Route 53 is AWS's managed DNS service. It resolves domain names to IP addresses and enables health-checked routing.
| Record | Purpose | Example |
|---|---|---|
| A | Domain → IPv4 | example.com → 1.2.3.4 |
| AAAA | Domain → IPv6 | example.com → 2001:db8::1 |
| CNAME | Domain → another domain | www → example.com |
| Alias | AWS resource → AWS resource | example.com → ALB |
| MX | Mail server | example.com → mail.example.com 10 |
| TXT | Arbitrary text | Domain verification |
| NS | Name servers | Delegated zones |
| Feature | CNAME | Alias |
|---|---|---|
| Works on zone apex (example.com)? | No | Yes |
| Points to | Any domain | AWS resources only |
| TTL | Configurable | Set by AWS |
| Cost | Free | Free |
Always use Alias for AWS resources (ALB, CloudFront, S3 website, etc.)
| Policy | How it works | Use for |
|---|---|---|
| Simple | One or more IPs, random selection | Single resource |
| Weighted | % of traffic to each resource | A/B testing, gradual migration |
| Latency | Route to lowest-latency region | Global apps |
| Failover | Primary/secondary with health check | DR |
| Geolocation | Route based on user's country/continent | Content localization |
| Geoproximity | Route based on distance (with bias) | Traffic shifting |
| Multi-Value | Multiple healthy IPs (not load balancer) | Client-side load balancing |
| IP-based | Route based on client IP range | CIDR-based routing |
Route 53 Record: api.example.com
→ ALB-us-east-1 Weight: 90 (90% traffic)
→ ALB-us-west-2 Weight: 10 (10% traffic — canary)
Primary: ALB in us-east-1 (health check active)
Secondary: ALB in eu-west-1
If primary fails health check → traffic goes to secondary automatically
Route 53 health checks are separate from EC2 health checks:
- HTTP/HTTPS/TCP health check from 15+ global locations
- Calculate Health: combine multiple health checks (AND/OR)
- CloudWatch alarm: if alarm in ALARM state → treat endpoint as unhealthy
Real-World: Your API returns 200 but serves errors. Route 53 health check can evaluate the HTTP response body for a specific string — if not found, endpoint marked unhealthy.
| Practice | Reason |
|---|---|
| Use Alias records for AWS resources | No extra DNS lookup, works at zone apex |
| Use versioned assets with CloudFront | Avoid cache invalidation costs |
| Set appropriate TTLs | Lower TTL = faster failover, but more DNS queries |
| Use OAC for S3 origins | S3 not publicly accessible |
| Enable Access Logs on CloudFront | Troubleshoot and analyze traffic patterns |
| WAF on CloudFront | Block attacks before reaching origin |
- CloudFront signed URLs vs S3 presigned URLs: Different! CloudFront signed URL serves via CloudFront (faster, can be restricted). S3 presigned = direct S3 access.

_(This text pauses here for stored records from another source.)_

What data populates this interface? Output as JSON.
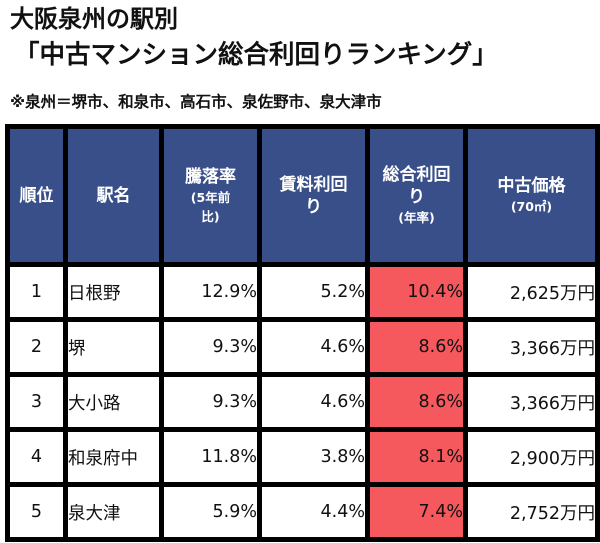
{
  "title": {
    "line1": "大阪泉州の駅別",
    "line2": "「中古マンション総合利回りランキング」"
  },
  "note": "※泉州＝堺市、和泉市、高石市、泉佐野市、泉大津市",
  "table": {
    "headers": [
      {
        "main": "順位",
        "sub": ""
      },
      {
        "main": "駅名",
        "sub": ""
      },
      {
        "main": "騰落率",
        "sub": "(5年前比)"
      },
      {
        "main": "賃料利回り",
        "sub": ""
      },
      {
        "main": "総合利回り",
        "sub": "(年率)"
      },
      {
        "main": "中古価格",
        "sub": "(70㎡)"
      }
    ],
    "rows": [
      {
        "rank": "1",
        "station": "日根野",
        "change": "12.9%",
        "rent_yield": "5.2%",
        "total_yield": "10.4%",
        "price": "2,625万円"
      },
      {
        "rank": "2",
        "station": "堺",
        "change": "9.3%",
        "rent_yield": "4.6%",
        "total_yield": "8.6%",
        "price": "3,366万円"
      },
      {
        "rank": "3",
        "station": "大小路",
        "change": "9.3%",
        "rent_yield": "4.6%",
        "total_yield": "8.6%",
        "price": "3,366万円"
      },
      {
        "rank": "4",
        "station": "和泉府中",
        "change": "11.8%",
        "rent_yield": "3.8%",
        "total_yield": "8.1%",
        "price": "2,900万円"
      },
      {
        "rank": "5",
        "station": "泉大津",
        "change": "5.9%",
        "rent_yield": "4.4%",
        "total_yield": "7.4%",
        "price": "2,752万円"
      }
    ]
  },
  "colors": {
    "header_bg": "#394f8a",
    "highlight": "#f5595d",
    "border": "#000000"
  }
}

- ACM certificate for CloudFront: must be in us-east-1 regardless of where CloudFront distribution is used.
- Route 53 is global — not regional.
- TTL too high: DNS cache stale during failover. For failover scenarios, lower TTL.

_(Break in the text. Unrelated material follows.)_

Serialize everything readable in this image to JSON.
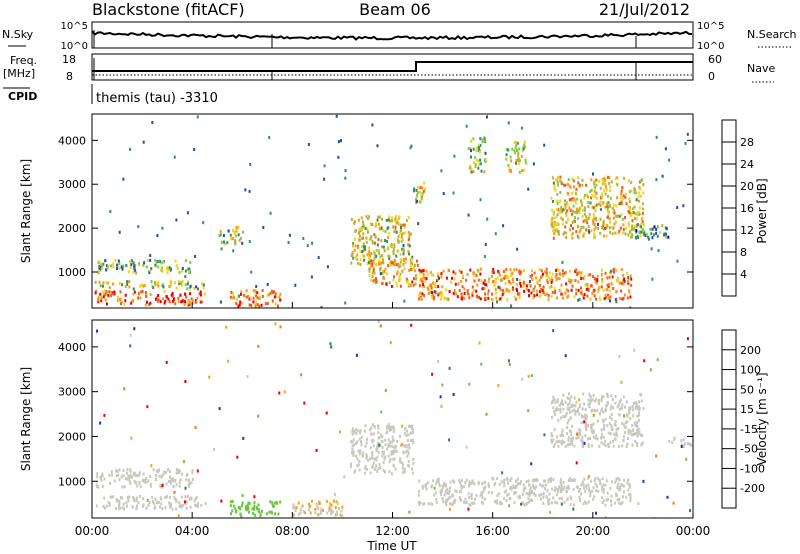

- Geolocation vs Latency: Geolocation = user's country. Latency = which endpoint responds fastest.
- CloudFront can handle HTTPS end-to-end: Viewer (HTTPS) → CloudFront → Origin (HTTPS).

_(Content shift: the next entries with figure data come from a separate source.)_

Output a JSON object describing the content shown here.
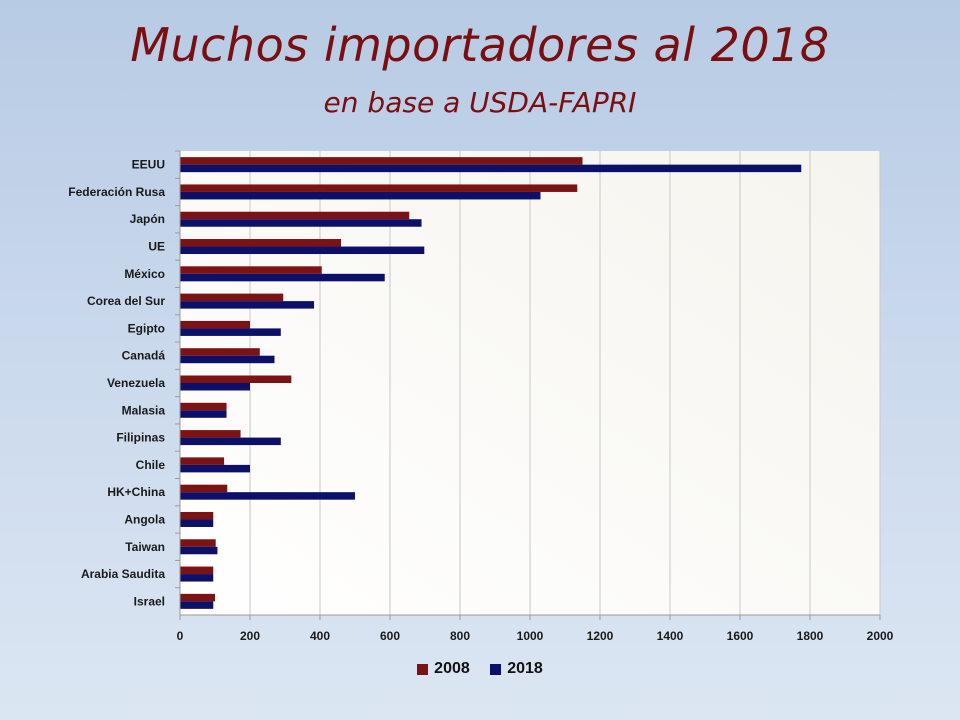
{
  "title": "Muchos importadores al 2018",
  "subtitle": "en base a USDA-FAPRI",
  "colors": {
    "s2008": "#7b1214",
    "s2018": "#0c1068",
    "grid": "#c8c8c8"
  },
  "chart_data": {
    "type": "bar",
    "orientation": "horizontal",
    "categories": [
      "EEUU",
      "Federación Rusa",
      "Japón",
      "UE",
      "México",
      "Corea del Sur",
      "Egipto",
      "Canadá",
      "Venezuela",
      "Malasia",
      "Filipinas",
      "Chile",
      "HK+China",
      "Angola",
      "Taiwan",
      "Arabia Saudita",
      "Israel"
    ],
    "series": [
      {
        "name": "2008",
        "values": [
          1150,
          1135,
          655,
          460,
          405,
          295,
          200,
          228,
          318,
          133,
          173,
          126,
          135,
          95,
          102,
          95,
          100
        ]
      },
      {
        "name": "2018",
        "values": [
          1775,
          1030,
          690,
          698,
          585,
          383,
          288,
          270,
          200,
          133,
          288,
          200,
          500,
          95,
          107,
          95,
          95
        ]
      }
    ],
    "xlim": [
      0,
      2000
    ],
    "xticks": [
      "0",
      "200",
      "400",
      "600",
      "800",
      "1000",
      "1200",
      "1400",
      "1600",
      "1800",
      "2000"
    ],
    "grid": true,
    "legend_position": "bottom"
  }
}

- CloudFront origin failover: Primary origin fails → automatically routes to secondary origin.
Q: S3 static website with custom domain and HTTPS? → S3 → CloudFront (OAC) → Route 53 Alias → CloudFront distribution. ACM cert in us-east-1.
Q: Route 10% of traffic to new API version for testing? → Route 53 Weighted Routing (or API Gateway canary, or Lambda alias weighted routing).
Q: Users in EU should be served from EU region? → Route 53 Geolocation routing policy (country → specific ALB).
Q: Automatically failover to backup region when primary is down? → Route 53 Failover routing with health checks on primary endpoint.
Q: Serve static content globally with low latency? → CloudFront with S3 origin and edge caching.